The stories explain why many Vietnamese Americans see a refugee crisis arising from the departure of the U.S. military from Afghanistan.
Thuy Do remembers hearing how her parents tried to leave Saigon after Vietnam fell to communists in 1975. Then, as in September, the American military airlifted allies out as terror descended on a country.
It took years for Thuy Do’s family to escape. She was nine years old when they finally arrived in the United States with two sets of clothes apiece and just $300.
The memories drove Thuy Do and husband Jesse Robbins to assist Afghan refugees now. The couple is offering their rental home to resettlement groups for newly arriving Afghans.
“We were them 40 years ago,” Thuy Do says.
Some of the United States’ two million Vietnamese Americans are telling about their harrowing departures for the first time. Many are also spurred to donate to funds for housing, furniture, and legal assistance for newly arriving Afghans. Others offer first-hand guidance to refugees: how to shop at a supermarket, enroll kids in school, and drive a car in the United States.
The empathy of many Vietnamese Americans echoes Matthew 7:12: “Whatever you wish that others would do to you, do also to them.”
Immigration attorney Thi Do was a boy when Saigon fell.

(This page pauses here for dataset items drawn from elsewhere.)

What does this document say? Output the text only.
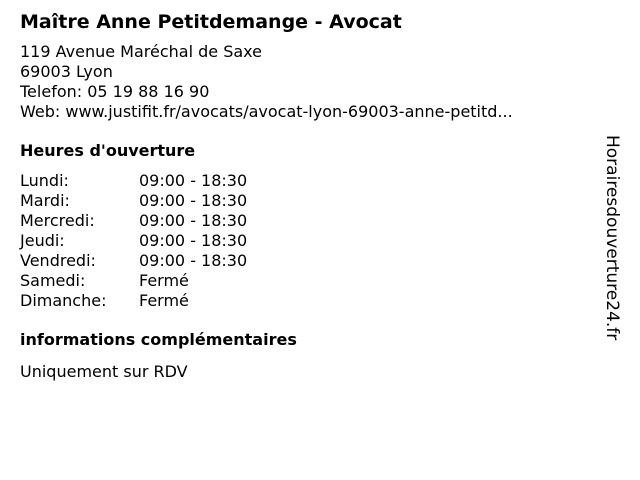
Maître Anne Petitdemange - Avocat
119 Avenue Maréchal de Saxe
69003 Lyon
Telefon: 05 19 88 16 90
Web: www.justifit.fr/avocats/avocat-lyon-69003-anne-petitd...
Heures d'ouverture
Lundi:	09:00 - 18:30
Mardi:	09:00 - 18:30
Mercredi:	09:00 - 18:30
Jeudi:	09:00 - 18:30
Vendredi:	09:00 - 18:30
Samedi:	Fermé
Dimanche:	Fermé
informations complémentaires
Uniquement sur RDV
Horairesdouverture24.fr
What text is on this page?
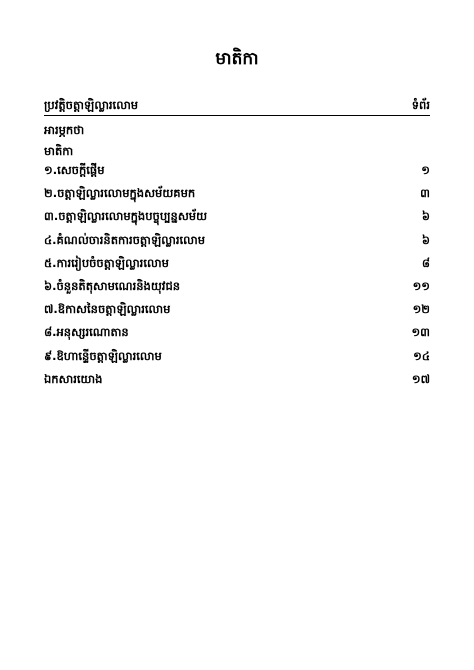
មាតិកា
ប្រវត្តិចត្តាឡិល្លារលោម	ទំព័រ
អារម្ភកថា
មាតិកា
១.សេចក្តីផ្តើម	១
២.ចត្តាឡិល្លារលោមក្នុងសម័យគមក	៣
៣.ចត្តាឡិល្លារលោមក្នុងបច្ចុប្បន្នសម័យ	៦
៤.គំណល់ចារនិតការចត្តាឡិល្លារលោម	៦
៥.ការរៀបចំចត្តាឡិល្លារលោម	៨
៦.ចំនួនតិតុសាមណេរនិងយុវជន	១១
៧.ឱកាសនៃចត្តាឡិល្លារលោម	១២
៨.អនុស្សរណោតាន	១៣
៩.ឱហាន្ទើចត្តាឡិល្លារលោម	១៤
ឯកសារយោង	១៧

His family set out by boat, hoping to reach a country that would accept them.
Thi Do’s family was forced back to sea by Thailand and Malaysia. They eventually reached a refugee camp in Indonesia.
Today, Thi Do lives in California and helps people fleeing persecution. Until now, nothing has reminded him so plainly of Vietnam. He says, “I see a lot of myself in those children who were running on the tarmac at the airport.”
Why? God often works in our hardships to make us able to comfort and support others in theirs. By connecting strangers through shared experience, He enables believers to share not only empathy but the gospel.